Our sweat streamed, and our muscles strained as we lifted bucket after bucket. Here on Palawan, you can’t order a truck filled with cement ready to pour. So making cement was our job! Men, women, and children filled buckets with 40-70 lbs. of rocks, sand and concrete powder and poured them into our mixer. Luke helped fill the buckets with rocks. Sonya added the water to make sure the concrete mix was just right. Then we carried the wet concrete to where it was needed. Lily sometimes stood on the bull float to help Pastor George smooth out the concrete for a nice finish. It was hard work, but we had fun. This last month, by God’s grace, we mixed and poured two 20-by-60-foot sections of concrete!
We had prayed and worked toward this building event for more than two years. Our container has finally arrived, and its contents include many medical supplies for our mission clinic. It also held our metal-bending machine, which we will use for building projects, such as our mission schools. Native Palawanos helped us with the project, and we enjoyed starting our work with worship.
There was another spiritual blessing this month also. Many of the native Palawanos have cell phones now, and I have been praying about developing a digital resource of the Palawano Bible and Christian songs. God answered that prayer this month, and I was able to create memory cards that people can play in their phones.
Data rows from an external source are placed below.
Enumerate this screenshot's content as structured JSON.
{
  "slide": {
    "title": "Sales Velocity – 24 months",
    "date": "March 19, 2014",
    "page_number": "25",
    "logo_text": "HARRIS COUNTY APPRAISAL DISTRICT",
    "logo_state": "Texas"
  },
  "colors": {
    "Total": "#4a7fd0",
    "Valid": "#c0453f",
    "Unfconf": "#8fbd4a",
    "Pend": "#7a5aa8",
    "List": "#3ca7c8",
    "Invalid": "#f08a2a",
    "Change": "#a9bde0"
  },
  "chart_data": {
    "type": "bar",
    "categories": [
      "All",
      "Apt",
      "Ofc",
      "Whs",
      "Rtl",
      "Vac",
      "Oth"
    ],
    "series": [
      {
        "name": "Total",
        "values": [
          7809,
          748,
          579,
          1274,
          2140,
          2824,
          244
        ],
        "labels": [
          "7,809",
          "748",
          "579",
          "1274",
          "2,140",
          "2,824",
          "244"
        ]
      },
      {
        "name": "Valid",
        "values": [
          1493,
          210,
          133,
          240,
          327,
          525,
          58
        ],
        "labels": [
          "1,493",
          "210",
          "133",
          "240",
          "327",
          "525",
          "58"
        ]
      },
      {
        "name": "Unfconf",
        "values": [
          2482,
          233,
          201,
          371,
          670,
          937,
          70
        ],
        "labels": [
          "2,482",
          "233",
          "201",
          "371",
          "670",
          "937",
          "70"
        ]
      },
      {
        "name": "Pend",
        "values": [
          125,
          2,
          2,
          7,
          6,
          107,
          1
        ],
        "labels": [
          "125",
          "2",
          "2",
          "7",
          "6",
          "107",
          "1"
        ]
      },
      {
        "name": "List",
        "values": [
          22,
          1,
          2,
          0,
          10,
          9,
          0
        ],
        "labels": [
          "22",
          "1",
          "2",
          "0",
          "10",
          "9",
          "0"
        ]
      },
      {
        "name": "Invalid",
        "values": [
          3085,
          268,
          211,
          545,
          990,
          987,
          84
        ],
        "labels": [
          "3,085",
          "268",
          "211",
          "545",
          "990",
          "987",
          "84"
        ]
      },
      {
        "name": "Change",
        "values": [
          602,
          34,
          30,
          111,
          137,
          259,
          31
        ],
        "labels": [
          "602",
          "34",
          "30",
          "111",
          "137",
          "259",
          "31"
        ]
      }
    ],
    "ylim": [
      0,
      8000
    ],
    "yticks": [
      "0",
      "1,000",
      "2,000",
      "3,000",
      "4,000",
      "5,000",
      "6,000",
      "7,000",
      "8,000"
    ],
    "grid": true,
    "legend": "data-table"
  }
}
Last Sabbath, I looked up a verse that had been going through my mind while I worked on the concrete, but I couldn’t remember all of it at the time. It begins: “A stone is heavy, and the sand weighty”—we could give a hearty amen to that as we picked up those heavy buckets! The verse then continues, “but a fool’s wrath is heavier than them both” (Prov. 27:3). In these end times as the nations are angry, may God fill us with His peace and use us to be messengers of His wonderful invitation to the thirsty and whosoever will, to “come” and “take the water of life freely” (Rev. 22:17).